The ensuing brawl becomes the turning point which ushers in the third act and its inescapably triumphant momentum – not because it takes place in the rarefied arena of sporting endeavour, but because it brings home the messiness and madness that Pat and Tiffany cannot and must not escape. Pat has gone to the match to satisfy his father’s crazy superstition and enable him to win the enormous and illegal bet he’s hoping will save him from penury. When this plan goes wrong, it’s not because it’s insane: it’s simply not insane enough, as Tiffany manages to prove in a hilariously cathartic showdown.
Like Little Miss Sunshine (2006) without the disturbingly sexualised children, the plot now turns on a ludicrous quest to take part in a pointless competition, in this case a fancy ballroom dance-off. Tiffany, for no reason other than a vaguely hinted therapeutic payoff, has her heart set on taking part, and Pat agrees to partner her in return for her help in contacting his ex-wife.

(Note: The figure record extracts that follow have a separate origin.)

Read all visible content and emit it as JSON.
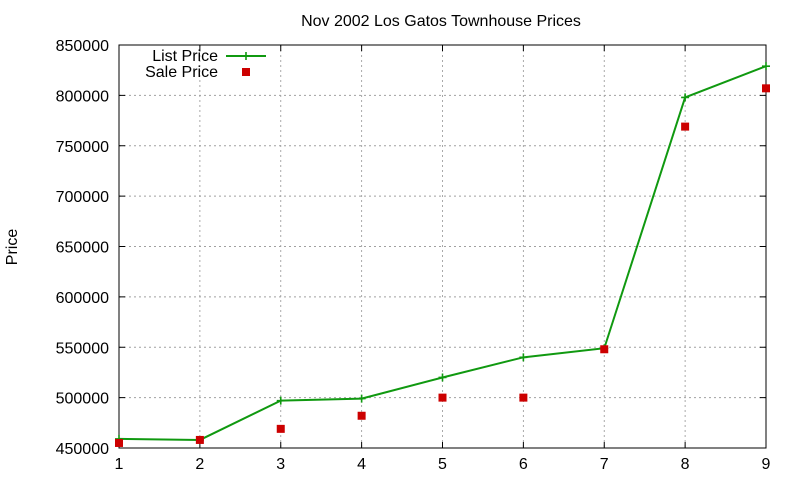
{
  "chart_data": {
    "type": "line",
    "title": "Nov 2002 Los Gatos Townhouse Prices",
    "xlabel": "",
    "ylabel": "Price",
    "x": [
      1,
      2,
      3,
      4,
      5,
      6,
      7,
      8,
      9
    ],
    "xlim": [
      1,
      9
    ],
    "ylim": [
      450000,
      850000
    ],
    "xticks": [
      1,
      2,
      3,
      4,
      5,
      6,
      7,
      8,
      9
    ],
    "yticks": [
      450000,
      500000,
      550000,
      600000,
      650000,
      700000,
      750000,
      800000,
      850000
    ],
    "grid": true,
    "legend_position": "top-left",
    "series": [
      {
        "name": "List Price",
        "style": "line-points",
        "marker": "plus",
        "color": "#109910",
        "values": [
          459000,
          458000,
          497000,
          499000,
          520000,
          540000,
          549000,
          798000,
          829000
        ]
      },
      {
        "name": "Sale Price",
        "style": "points",
        "marker": "square",
        "color": "#cc0000",
        "values": [
          455000,
          458000,
          469000,
          482000,
          500000,
          500000,
          548000,
          769000,
          807000
        ]
      }
    ]
  }
}
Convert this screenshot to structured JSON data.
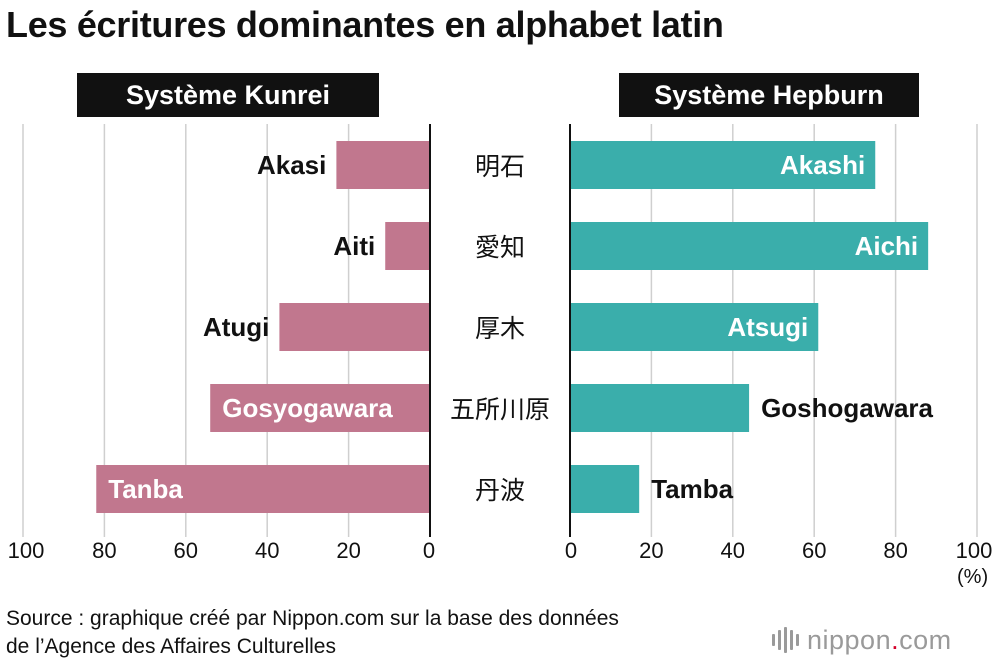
{
  "title": "Les écritures dominantes en alphabet latin",
  "source": {
    "line1": "Source : graphique créé par Nippon.com sur la base des données",
    "line2": "de l’Agence des Affaires Culturelles"
  },
  "logo": {
    "name": "nippon",
    "dot": ".",
    "suffix": "com",
    "icon": "nippon-logo-icon",
    "colors": {
      "text": "#9a9a9a",
      "dot": "#d4002a"
    }
  },
  "chart_data": {
    "type": "bar",
    "orientation": "horizontal",
    "layout": "butterfly",
    "unit_label": "(%)",
    "categories": [
      "明石",
      "愛知",
      "厚木",
      "五所川原",
      "丹波"
    ],
    "xlim": [
      0,
      100
    ],
    "ticks": [
      0,
      20,
      40,
      60,
      80,
      100
    ],
    "tick_labels": [
      "0",
      "20",
      "40",
      "60",
      "80",
      "100"
    ],
    "grid": true,
    "series": [
      {
        "name": "Système Kunrei",
        "side": "left",
        "color": "#c1778e",
        "values": [
          23,
          11,
          37,
          54,
          82
        ],
        "bar_labels": [
          "Akasi",
          "Aiti",
          "Atugi",
          "Gosyogawara",
          "Tanba"
        ]
      },
      {
        "name": "Système Hepburn",
        "side": "right",
        "color": "#3aaeab",
        "values": [
          75,
          88,
          61,
          44,
          17
        ],
        "bar_labels": [
          "Akashi",
          "Aichi",
          "Atsugi",
          "Goshogawara",
          "Tamba"
        ]
      }
    ]
  }
}
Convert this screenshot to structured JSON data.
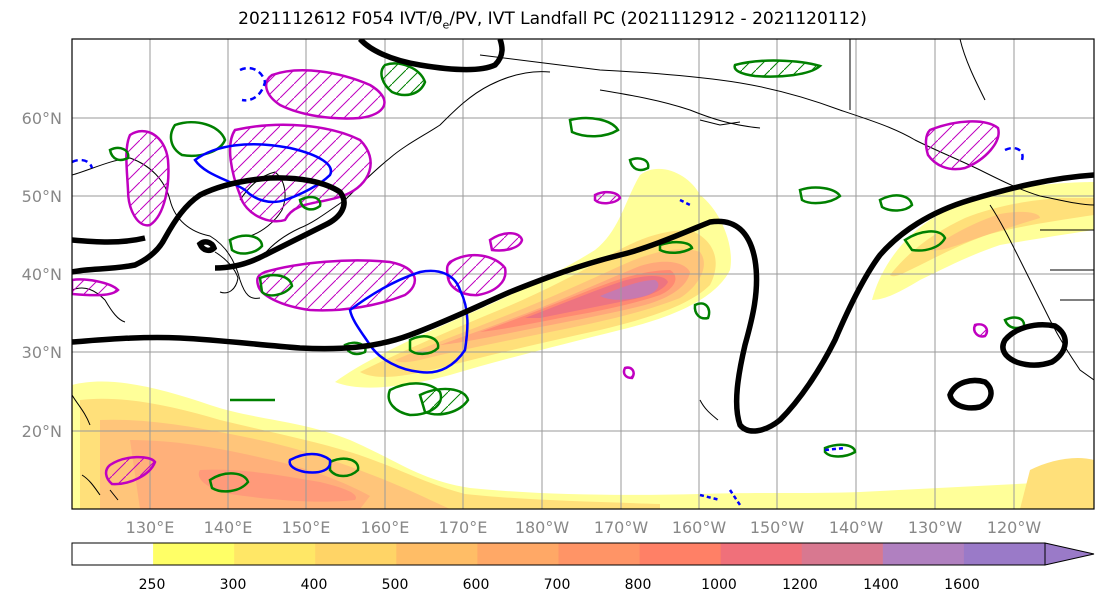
{
  "title": "2021112612 F054 IVT/θ",
  "title_sub": "e",
  "title_rest": "/PV, IVT Landfall PC (2021112912 - 2021120112)",
  "map": {
    "lat_labels": [
      "60°N",
      "50°N",
      "40°N",
      "30°N",
      "20°N"
    ],
    "lon_labels": [
      "130°E",
      "140°E",
      "150°E",
      "160°E",
      "170°E",
      "180°W",
      "170°W",
      "160°W",
      "150°W",
      "140°W",
      "130°W",
      "120°W"
    ],
    "grid": true,
    "colors": {
      "pv_contour": "#000000",
      "theta_e_contour": "#0000ff",
      "positive_pc": "#008000",
      "negative_pc": "#c000c0",
      "coast": "#000000"
    }
  },
  "colorbar": {
    "levels": [
      "250",
      "300",
      "400",
      "500",
      "600",
      "700",
      "800",
      "1000",
      "1200",
      "1400",
      "1600"
    ],
    "colors": [
      "#ffffff",
      "#ffff66",
      "#ffe766",
      "#ffd466",
      "#ffbd66",
      "#ffa866",
      "#ff9466",
      "#ff8066",
      "#f0707a",
      "#d87890",
      "#b080c0",
      "#9a7ac8"
    ]
  }
}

Now from the standard playbook, we know that such dancing contests represent a shot at self-improvement for low-status characters like Saturday Night Fever’s Tony Manero, or else they promise sexual initiation to uptight virgins like Baby Houseman in Dirty Dancing. All that grunt and effort, we’re sure, will yield magic and beauty in a condensed, supercharged version of the great American myth. Sure, except that former teacher Pat’s status has been on an inexorable downward slide ever since his violent outburst, and Tiffany, far from being a doe-eyed innocent, is “that crazy slut with the dead husband”. Will dancing cure them? No! But it will be fun.
That you still care about and root for this idiotic couple all the way to their hopelessly hokey final embrace is a tribute to the sheer warmth of the characters Russell has sent spinning through their choreographed romcom routine. And it’s also, perhaps, a tribute to our willingness to surrender to the foundational if delusional premise of romantic comedy, that one essential generic element which Russell can’t subvert, whatever liberties he takes with the rest: a happy ending before the credits roll.